From our previous research work, we have gathered evidence that the accounting treatment used in some business combinations between parent and subsidiary does not comply with certain provisions of Act no. 125/2008 Sb. which require valuation experts to adjust their valuation by the value of the investment recognized in the financial statements of the parent entity. In our research, we also examine the frequency of cases where the valuation expert omits this adjustment.

Specifically, for spin-offs (from subsidiary to parent), we do have anecdotal evidence that in some cases the parent does not adjust the value of their investment in a subsidiary even though they have performed the spin-off through which a portion of the subsidiary’s equity was transferred to the parent. In our research, we are going to verify this anecdotal evidence and quantify the share of transactions where such misstatement occurred.

24.3 Conclusion

This chapter discussed the current unclear practice of financial reporting for the effects of additional temporary differences arising during the business combinations like legal mergers and spin-offs in the Czech Republic. It has described the data gathering and research process for the research project in progress which aims to describe the current practice of deferred tax reporting in the context of business combinations using the descriptive analysis of the whole population of business combinations which occurred in the Czech Republic in the time span of 5 years (from 2015 to 2019). Since the amount of the deferred tax arising on the additional temporary differences can be rather significant in some transactions, various accounting treatments which currently remain without proper harmonization may often lead to creative accounting, window dressing, misstatements, and potential distortions in goodwill or equity valuation and recognition in the successor’s financial statements. Successively, such misstatement could potentially lead to retained earning overestimation thus create opportunities to wrongful dividend payouts or to contribute to stock market bubbles forming.

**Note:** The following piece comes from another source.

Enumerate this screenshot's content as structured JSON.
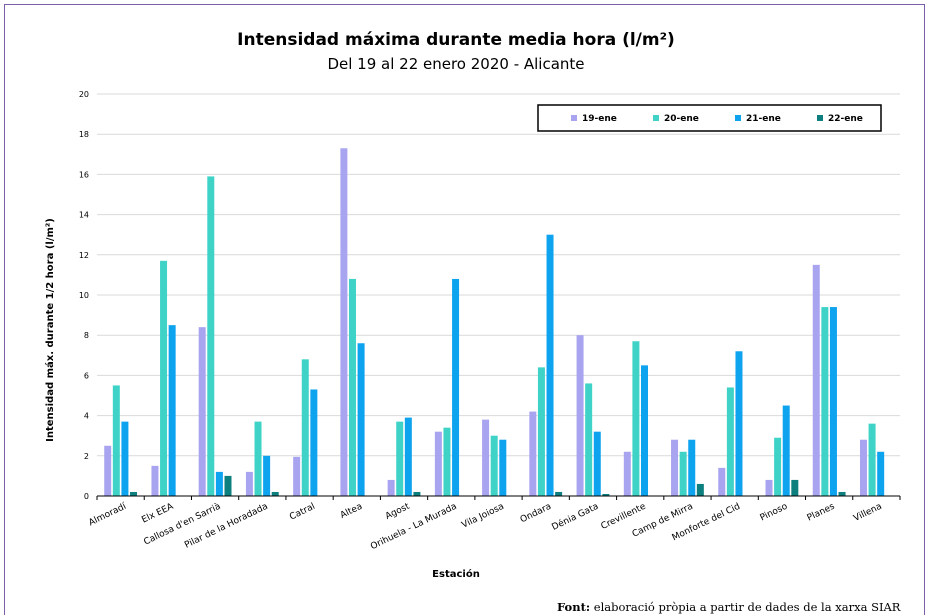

At this point, there are no particular conclusions to be drawn since the research itself is still in progress. However, even at such an early stage, we have found and described several cases of mergers and spin-offs which were reported in the financial statements in the wrong way, even though the respective financial statements were audited. In some instances, such erroneous reporting enabled finalizing mergers which were badly structured and should have never been successfully finalized. We have also identified cases where mergers between parties under common control led to recognizing unrealized gain in the balance sheet of the “acquirer” which were distributed to the owners shortly after the finalization of the merger using the debt financing. Last but not least, we have found many transactions which either disregarded the deferred tax completely or, on the other hand, used the recognition of the deferred tax in a wrong way, which allowed the company to meet the debt-to-equity ratio of interest deductibility for income tax purposes.

I do expect that this research project will contribute significantly to the harmonization of reporting methods when dealing with the deferred tax during the business combinations, which shall lead to increased understandability and comparability of the financial statements of Czech entities. Hopefully, it will also assist in reaching a just tax regime in some problematic cases where the amount of deferred tax is significant, and the incorrect reporting might allow for favorable (and in some instances unjustified) corporate income tax regime.